Ben Watkins, chairman of the Government Finance Officers Association's debt committee and Florida's bond finance director, said the issuer deadline extension is helpful but the failure to extend it for underwriters will result in erroneous reports. Watkins said it is "an extremely heavy lift" for underwriters to go through all their deals before the deadline, and their strong incentive to report will result in errors. Watkins said GFOA is still advising issuers to let underwriters comb the deals and then make a determination with the help of counsel about how to proceed.

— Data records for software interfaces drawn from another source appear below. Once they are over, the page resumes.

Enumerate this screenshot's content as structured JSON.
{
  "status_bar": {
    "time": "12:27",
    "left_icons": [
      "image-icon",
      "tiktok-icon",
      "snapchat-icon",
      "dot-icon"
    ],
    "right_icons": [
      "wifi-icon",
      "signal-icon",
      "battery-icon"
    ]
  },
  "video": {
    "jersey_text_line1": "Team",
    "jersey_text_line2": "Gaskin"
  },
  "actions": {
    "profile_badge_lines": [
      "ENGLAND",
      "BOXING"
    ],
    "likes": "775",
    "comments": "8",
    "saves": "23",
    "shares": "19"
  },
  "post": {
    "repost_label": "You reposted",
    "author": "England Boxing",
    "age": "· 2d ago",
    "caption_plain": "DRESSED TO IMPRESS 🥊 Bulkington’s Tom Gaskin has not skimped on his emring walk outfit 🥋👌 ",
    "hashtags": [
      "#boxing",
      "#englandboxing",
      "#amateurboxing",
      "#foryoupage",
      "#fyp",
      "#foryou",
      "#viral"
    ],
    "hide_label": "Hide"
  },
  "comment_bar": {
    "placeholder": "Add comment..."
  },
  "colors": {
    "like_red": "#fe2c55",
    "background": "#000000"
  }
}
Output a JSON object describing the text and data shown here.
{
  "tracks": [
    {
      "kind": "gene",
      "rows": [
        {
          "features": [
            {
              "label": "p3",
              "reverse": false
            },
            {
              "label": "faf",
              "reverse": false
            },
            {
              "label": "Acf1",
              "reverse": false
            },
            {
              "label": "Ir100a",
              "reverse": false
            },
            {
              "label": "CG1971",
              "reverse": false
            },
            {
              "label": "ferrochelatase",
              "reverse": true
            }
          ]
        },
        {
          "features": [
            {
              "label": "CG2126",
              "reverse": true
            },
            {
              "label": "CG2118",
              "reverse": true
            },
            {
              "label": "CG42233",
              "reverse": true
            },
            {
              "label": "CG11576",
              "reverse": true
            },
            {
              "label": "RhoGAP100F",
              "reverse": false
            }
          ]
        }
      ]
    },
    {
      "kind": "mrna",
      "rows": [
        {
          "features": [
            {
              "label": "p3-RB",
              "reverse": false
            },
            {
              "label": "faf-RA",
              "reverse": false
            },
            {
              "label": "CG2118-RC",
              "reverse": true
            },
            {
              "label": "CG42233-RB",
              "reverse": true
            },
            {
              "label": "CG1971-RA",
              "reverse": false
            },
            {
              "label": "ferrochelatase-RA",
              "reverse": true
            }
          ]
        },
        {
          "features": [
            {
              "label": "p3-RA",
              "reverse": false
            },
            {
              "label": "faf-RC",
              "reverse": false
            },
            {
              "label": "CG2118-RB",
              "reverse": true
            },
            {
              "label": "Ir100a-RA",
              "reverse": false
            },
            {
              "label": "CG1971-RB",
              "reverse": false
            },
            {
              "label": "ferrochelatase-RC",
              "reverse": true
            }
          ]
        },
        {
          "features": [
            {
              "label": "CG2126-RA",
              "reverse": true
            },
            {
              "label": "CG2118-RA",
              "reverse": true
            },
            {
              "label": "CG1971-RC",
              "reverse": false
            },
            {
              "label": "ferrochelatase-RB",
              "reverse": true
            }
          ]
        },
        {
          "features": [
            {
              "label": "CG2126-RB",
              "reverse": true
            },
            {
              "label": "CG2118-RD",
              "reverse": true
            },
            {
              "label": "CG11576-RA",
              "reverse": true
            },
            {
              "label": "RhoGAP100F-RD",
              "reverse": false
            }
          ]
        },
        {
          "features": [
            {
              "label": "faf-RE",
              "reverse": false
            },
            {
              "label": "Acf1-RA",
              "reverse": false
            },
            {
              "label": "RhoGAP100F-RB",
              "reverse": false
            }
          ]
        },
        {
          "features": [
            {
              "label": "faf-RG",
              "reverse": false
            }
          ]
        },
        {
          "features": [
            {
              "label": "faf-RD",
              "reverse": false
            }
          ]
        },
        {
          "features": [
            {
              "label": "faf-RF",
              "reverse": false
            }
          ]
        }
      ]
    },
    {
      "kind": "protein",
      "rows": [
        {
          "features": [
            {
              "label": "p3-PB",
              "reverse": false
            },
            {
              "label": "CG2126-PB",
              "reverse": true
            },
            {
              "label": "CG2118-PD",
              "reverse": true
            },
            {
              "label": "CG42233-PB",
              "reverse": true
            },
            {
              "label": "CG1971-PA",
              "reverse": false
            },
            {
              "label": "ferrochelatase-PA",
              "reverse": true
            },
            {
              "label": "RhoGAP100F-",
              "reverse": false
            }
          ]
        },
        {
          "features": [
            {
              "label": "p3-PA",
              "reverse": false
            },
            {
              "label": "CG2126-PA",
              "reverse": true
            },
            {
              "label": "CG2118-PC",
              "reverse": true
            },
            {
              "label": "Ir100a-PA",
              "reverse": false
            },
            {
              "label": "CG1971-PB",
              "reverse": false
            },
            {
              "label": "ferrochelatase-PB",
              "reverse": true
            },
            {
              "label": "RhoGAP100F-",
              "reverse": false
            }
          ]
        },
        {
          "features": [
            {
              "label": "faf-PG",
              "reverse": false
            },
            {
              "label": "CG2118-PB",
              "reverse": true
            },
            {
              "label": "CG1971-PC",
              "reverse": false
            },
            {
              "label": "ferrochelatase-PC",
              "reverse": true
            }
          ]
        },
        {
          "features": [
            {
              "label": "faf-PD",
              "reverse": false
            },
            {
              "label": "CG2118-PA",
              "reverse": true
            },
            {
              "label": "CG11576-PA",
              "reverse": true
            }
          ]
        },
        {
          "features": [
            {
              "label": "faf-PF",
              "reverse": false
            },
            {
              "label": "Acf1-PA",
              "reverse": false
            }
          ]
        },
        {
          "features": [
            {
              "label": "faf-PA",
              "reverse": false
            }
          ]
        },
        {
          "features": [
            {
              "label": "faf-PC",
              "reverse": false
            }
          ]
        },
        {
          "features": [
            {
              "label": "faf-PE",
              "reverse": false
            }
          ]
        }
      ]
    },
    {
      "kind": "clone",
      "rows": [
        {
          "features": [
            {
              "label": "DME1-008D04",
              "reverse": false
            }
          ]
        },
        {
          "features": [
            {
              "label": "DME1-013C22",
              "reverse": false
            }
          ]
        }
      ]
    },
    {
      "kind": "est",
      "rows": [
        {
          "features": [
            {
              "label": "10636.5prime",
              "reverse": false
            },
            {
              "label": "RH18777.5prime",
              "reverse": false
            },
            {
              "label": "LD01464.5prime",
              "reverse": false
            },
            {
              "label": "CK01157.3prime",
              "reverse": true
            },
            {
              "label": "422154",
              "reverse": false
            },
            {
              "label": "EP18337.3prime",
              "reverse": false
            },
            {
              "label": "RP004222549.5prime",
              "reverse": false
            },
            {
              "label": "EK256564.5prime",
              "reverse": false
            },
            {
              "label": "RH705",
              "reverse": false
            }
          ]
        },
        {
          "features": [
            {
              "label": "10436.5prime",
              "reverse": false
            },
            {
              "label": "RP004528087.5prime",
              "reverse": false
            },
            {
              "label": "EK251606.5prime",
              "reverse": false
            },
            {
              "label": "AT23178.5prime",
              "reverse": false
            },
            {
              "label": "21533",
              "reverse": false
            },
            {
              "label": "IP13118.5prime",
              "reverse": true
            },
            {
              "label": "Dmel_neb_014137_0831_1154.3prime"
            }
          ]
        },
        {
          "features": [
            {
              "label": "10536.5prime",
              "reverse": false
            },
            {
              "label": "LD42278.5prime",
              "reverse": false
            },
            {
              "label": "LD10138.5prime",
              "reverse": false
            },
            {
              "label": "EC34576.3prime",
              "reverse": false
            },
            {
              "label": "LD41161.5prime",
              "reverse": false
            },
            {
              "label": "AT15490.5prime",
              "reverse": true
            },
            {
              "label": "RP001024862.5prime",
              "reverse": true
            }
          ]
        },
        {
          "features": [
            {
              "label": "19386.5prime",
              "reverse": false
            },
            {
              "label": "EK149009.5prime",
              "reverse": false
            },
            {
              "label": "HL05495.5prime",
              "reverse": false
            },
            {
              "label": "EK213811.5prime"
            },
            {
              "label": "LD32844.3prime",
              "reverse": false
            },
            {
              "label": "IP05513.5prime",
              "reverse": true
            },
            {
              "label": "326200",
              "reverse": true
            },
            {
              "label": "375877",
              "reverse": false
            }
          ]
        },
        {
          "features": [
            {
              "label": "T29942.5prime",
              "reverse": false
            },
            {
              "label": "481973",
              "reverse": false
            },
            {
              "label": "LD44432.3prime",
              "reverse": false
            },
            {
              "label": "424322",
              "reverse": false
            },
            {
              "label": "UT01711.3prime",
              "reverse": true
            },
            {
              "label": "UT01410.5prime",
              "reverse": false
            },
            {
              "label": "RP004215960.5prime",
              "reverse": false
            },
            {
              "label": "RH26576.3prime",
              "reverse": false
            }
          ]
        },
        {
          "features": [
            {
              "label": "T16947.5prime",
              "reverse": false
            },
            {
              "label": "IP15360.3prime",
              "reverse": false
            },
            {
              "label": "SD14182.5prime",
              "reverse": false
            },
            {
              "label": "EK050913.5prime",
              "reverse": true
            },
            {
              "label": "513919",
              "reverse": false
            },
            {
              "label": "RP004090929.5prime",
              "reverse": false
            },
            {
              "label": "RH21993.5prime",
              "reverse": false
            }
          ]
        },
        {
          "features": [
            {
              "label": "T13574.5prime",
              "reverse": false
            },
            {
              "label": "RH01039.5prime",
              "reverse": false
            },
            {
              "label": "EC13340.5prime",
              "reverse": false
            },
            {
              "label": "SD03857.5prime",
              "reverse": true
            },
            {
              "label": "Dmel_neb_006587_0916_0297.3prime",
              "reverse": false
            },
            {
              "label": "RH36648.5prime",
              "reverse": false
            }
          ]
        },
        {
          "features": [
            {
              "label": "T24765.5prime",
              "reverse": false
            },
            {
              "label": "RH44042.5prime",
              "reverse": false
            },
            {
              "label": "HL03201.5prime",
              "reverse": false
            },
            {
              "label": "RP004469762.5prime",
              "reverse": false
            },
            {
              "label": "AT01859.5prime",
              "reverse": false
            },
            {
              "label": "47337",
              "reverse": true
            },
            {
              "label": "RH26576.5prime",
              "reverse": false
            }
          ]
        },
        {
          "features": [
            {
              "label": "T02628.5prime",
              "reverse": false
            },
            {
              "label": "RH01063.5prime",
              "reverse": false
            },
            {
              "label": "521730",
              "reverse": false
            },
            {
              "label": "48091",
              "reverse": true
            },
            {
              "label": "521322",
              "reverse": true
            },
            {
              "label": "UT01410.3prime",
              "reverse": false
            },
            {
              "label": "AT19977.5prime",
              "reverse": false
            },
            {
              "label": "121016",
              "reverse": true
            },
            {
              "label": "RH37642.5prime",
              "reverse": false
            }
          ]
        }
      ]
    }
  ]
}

Watkins added that it is helpful for the SEC to acknowledge the difficulty of searching the old Nationally Recognized Municipal Securities Information Repository [NRMSIR] system which pre-dated EMMA. The SEC said participants "may use reasonably available sources of information to make good faith efforts to identify potential violations" pre-EMMA.

John McNally, a partner at Hawkins Delafield & Wood in Washington, said the extension for issuers is welcome but that underwriting firms have much more review work to do, perhaps exceeding 1,000 official statements.

"So while some delay for issuers beyond the underwriter deadline is appropriate, it would be good to have seen a three- to six-month extension for the underwriters," he said.

Jessica Giroux, senior counsel and senior vice president for federal regulatory policy at Bond Dealers of America, said the change "strains the relationship" between issuers and underwriters, because underwriters cannot be sure what issuers might do in the months after the underwriter deadline. Although that is a concern, BDA is encouraged that a change was made.

"They responded to the industry," Giroux said. "That means something."